Identificada como BA.3.2, a cepa vem sendo estudada minuciosamente, tendo em vista o número elevado de mutações. Diante desse cenário a ser desvendado, é possível que as variações reduzam a eficácia das vacinas. Contudo, em um primeiro momento, cientistas afirmam que não há indícios de que possa causar doença mais grave ou maior taxa de mortalidade.
Segundo autoridades de saúde do Reino Unido e de outros países, a mutação é derivada da variante Ômicron. Os levantamentos de vigilância epidemiológica revelam que BA.3.2 foi encontrada em amostras clínicas de pacientes e também em análises ambientais, como águas residuais de aviões e diferentes regiões dos Estados Unidos.
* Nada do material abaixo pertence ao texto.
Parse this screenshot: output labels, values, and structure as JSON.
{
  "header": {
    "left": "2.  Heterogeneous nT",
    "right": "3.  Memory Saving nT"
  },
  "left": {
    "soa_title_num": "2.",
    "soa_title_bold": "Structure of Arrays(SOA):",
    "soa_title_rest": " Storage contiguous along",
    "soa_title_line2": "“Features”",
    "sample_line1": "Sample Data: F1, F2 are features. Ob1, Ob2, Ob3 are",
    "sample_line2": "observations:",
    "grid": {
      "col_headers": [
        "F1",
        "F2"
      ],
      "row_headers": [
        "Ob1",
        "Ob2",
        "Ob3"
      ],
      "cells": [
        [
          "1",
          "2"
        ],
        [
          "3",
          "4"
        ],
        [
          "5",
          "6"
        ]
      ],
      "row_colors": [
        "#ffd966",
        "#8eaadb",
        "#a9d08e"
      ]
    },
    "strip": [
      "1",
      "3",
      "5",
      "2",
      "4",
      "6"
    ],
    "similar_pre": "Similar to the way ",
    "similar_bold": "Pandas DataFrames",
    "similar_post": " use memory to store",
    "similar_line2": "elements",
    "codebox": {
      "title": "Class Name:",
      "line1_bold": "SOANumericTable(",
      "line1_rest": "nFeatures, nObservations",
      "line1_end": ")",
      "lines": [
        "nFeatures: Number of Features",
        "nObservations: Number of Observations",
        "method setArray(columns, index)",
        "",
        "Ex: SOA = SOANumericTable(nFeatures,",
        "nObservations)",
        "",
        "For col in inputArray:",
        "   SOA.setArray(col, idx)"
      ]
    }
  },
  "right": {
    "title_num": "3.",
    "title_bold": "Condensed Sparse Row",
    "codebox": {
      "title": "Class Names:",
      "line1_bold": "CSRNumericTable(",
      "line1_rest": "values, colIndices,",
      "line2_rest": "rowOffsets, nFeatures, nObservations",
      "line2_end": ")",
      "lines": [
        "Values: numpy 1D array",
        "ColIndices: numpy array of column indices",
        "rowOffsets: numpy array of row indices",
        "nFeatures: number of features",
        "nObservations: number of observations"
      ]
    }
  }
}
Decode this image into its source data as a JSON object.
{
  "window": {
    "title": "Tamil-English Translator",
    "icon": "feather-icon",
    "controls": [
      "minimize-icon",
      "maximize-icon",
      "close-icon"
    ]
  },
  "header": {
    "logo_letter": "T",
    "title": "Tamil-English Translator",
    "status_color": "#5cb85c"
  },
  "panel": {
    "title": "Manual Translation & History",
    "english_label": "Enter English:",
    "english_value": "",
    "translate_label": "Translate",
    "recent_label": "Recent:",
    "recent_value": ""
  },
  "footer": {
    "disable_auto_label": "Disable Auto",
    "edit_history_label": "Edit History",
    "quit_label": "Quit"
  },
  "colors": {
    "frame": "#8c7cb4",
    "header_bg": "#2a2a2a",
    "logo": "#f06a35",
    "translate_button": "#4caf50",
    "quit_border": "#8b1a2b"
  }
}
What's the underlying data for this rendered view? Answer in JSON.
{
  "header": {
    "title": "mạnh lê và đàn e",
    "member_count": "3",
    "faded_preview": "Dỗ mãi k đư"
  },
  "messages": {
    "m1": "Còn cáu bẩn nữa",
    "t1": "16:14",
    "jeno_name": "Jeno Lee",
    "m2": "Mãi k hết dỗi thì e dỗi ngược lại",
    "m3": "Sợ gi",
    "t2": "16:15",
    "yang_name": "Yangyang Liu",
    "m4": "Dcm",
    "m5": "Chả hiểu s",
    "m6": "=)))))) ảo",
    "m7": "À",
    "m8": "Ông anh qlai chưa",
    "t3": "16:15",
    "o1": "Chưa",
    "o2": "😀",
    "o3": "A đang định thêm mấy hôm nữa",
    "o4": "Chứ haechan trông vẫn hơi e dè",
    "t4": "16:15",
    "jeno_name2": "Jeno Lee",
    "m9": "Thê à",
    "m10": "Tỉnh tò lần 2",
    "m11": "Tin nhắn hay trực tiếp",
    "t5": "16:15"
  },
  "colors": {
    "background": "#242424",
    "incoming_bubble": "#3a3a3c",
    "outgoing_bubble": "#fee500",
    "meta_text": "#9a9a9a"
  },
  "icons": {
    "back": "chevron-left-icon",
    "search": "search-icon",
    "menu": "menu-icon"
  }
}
Por sua vez, mesmo que não gere um pânico maior globalmente, a variante da Covid-19 sugere uma circulação mais intensa do que os casos oficialmente documentados. A título de exemplificação, entre novembro de 2025 e janeiro de 2026, as detecções semanais da mutação aumentaram e atingiram aproximadamente 30% das sequências relatadas em três países europeus: Dinamarca, Alemanha e Holanda.
Mais detalhes da nova cepa da Covid-19
Nas pesquisas encabeçadas, foi avaliado que o vírus apresenta entre 70 e 75 mutações na proteína spike, estrutura responsável por permitir a entrada da cepa nas células humanas. Isso significa que essas modificações tendem a facilitar a propagação e, sobretudo, permitir uma maior capacidade de escapar da resposta imunológica gerada por infecções anteriores ou pela vacinação.
Apesar da preocupação, estudos iniciais sugerem que as vacinas atualizadas contra a Covid-19 ainda oferecem algum nível de proteção. No mais, os sintomas associados à BA.3.2 são semelhantes aos de outras variantes recentes e incluem dor de garganta, tosse, congestão nasal, fadiga, dor de cabeça e febre. Em casos mais delicados, também podem ocorrer sintomas gastrointestinais, como náusea e diarreia.